Jeffrey S. Thompson was raised in Fargo, North Dakota, and educated at the University of Iowa and Cornell Law School. He lives and works in Phoenix, Arizona. At Iowa he participated in undergraduate poetry workshops and had a couple poems published in small journals. He pursued a career in public interest law, but recently decided to start sharing his work again. Thompson was named a finalist for the 2021 Iowa Review Poetry Award, and has been published or accepted at Neologism Poetry Journal, North Dakota Quarterly, The Main Street Rag, and Passengers Journal.
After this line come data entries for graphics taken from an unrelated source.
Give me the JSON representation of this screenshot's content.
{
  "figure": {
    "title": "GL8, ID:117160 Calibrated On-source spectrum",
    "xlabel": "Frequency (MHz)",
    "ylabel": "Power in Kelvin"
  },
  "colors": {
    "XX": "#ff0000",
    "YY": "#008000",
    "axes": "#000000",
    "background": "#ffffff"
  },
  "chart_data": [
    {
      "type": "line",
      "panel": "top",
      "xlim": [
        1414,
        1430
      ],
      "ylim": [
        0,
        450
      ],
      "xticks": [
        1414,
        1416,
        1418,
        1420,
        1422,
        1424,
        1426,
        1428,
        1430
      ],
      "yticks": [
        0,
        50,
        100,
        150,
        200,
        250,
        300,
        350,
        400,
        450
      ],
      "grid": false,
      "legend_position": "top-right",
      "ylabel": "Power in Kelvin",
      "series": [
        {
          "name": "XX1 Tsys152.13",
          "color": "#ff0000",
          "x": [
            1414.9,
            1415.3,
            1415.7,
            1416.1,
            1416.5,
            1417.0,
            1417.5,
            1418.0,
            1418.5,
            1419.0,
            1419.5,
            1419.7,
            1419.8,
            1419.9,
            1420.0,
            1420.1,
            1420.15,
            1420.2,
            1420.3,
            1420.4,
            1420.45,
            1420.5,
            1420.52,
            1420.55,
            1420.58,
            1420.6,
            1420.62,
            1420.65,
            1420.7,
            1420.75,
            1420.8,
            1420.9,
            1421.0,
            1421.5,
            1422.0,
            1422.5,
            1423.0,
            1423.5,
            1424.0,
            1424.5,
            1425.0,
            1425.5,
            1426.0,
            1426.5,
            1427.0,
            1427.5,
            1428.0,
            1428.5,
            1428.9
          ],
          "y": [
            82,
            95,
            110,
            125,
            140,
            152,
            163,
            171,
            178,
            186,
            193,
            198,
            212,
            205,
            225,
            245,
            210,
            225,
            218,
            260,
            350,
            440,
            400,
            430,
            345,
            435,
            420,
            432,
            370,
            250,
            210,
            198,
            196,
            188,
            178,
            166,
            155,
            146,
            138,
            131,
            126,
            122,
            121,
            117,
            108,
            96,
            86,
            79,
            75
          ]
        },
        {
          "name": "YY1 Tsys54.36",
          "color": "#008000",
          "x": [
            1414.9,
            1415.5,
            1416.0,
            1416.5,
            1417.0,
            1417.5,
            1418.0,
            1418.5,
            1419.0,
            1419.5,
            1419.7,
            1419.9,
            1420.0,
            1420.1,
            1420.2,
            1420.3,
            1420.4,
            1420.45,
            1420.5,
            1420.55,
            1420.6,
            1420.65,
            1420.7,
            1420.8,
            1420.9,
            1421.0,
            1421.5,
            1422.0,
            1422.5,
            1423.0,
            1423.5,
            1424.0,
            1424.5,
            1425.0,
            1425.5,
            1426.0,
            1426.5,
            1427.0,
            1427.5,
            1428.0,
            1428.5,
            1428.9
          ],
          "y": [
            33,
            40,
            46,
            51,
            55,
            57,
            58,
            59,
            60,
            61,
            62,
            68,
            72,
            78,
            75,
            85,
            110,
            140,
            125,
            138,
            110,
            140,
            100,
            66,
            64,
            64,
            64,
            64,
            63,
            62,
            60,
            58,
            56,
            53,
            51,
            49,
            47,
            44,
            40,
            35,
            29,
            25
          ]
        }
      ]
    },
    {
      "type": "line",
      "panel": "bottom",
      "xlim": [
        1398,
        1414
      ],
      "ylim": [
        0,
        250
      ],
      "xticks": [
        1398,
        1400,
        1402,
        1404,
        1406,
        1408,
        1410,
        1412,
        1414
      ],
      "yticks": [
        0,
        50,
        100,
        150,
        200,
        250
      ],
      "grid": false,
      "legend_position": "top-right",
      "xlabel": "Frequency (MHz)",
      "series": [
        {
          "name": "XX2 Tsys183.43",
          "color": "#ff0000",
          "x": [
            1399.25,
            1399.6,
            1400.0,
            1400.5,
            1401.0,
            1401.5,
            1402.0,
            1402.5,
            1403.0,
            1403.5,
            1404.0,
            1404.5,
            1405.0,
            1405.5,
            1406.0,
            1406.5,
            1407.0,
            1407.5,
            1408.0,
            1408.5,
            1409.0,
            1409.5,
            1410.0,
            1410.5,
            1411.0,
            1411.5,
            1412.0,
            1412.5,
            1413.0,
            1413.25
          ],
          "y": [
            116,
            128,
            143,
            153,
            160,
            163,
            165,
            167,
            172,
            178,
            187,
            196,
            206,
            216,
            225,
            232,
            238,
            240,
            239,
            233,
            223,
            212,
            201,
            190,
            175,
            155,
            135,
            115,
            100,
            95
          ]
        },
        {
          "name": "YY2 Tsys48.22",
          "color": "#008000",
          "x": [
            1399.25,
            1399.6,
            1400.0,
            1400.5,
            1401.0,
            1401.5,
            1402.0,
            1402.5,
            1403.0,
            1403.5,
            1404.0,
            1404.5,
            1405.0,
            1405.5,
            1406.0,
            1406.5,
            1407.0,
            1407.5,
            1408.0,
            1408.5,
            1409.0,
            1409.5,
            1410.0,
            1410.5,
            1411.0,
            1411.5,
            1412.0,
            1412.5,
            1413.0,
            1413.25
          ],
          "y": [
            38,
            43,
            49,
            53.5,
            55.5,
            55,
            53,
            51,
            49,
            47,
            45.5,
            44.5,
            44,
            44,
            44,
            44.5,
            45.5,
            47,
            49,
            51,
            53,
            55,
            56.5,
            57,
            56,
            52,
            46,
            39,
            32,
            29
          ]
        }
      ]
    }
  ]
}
Gene Twaronite is the author of four collections of poetry as well as the rhyming picture book How to Eat Breakfast. His first poetry book Trash Picker on Mars, published by Kelsay Books, was the winner of the 2017 New Mexico-Arizona Book Award for Arizona poetry. His newest poetry collection Shopping Cart Dreams will be published by Kelsay Books in 2022. Gene’s poems have been described as: “ranging from edgy to whimsical to inscrutable … playfully haunting and hauntingly playful.” A former New Englander, Gene now lives in Tucson. Follow more of his poetry at genetwaronite.poet.com or https://www.instagram.com/genetwaronitepoetry/.

Hardarshan Singh Valia is an earth scientist by profession living in Highland, Indiana. His poems have appeared in Wards Literary Journal, Northwest Indiana Literary Journal, Poetic Medicine, Who Writes Short Shorts, Dove Tales – Writing for Peace- an anthology, Pages Penned in Pandemic – A Collective, Caesura, Sage-ing, Literary Veganism, Right Hand Pointing, COVID tales journal, Poetry and Covid, and Nightingale & Sparrow.

David Vancil is retired from the faculty of Indiana State University. His work has appeared in small periodicals, critical reviews, and a few anthologies. As well, he is the author of four poetry collections. War and Its Discontents, a collection of military poems centered on family service and his own time in the U.S. Army, will be published by Angelina River Press sometime in 2022. He is at work on a collection of new and selected poems, which he hopes to publish no later than 2023. David lives in Terre Haute, Indiana, with his wife, three cats, and a dog.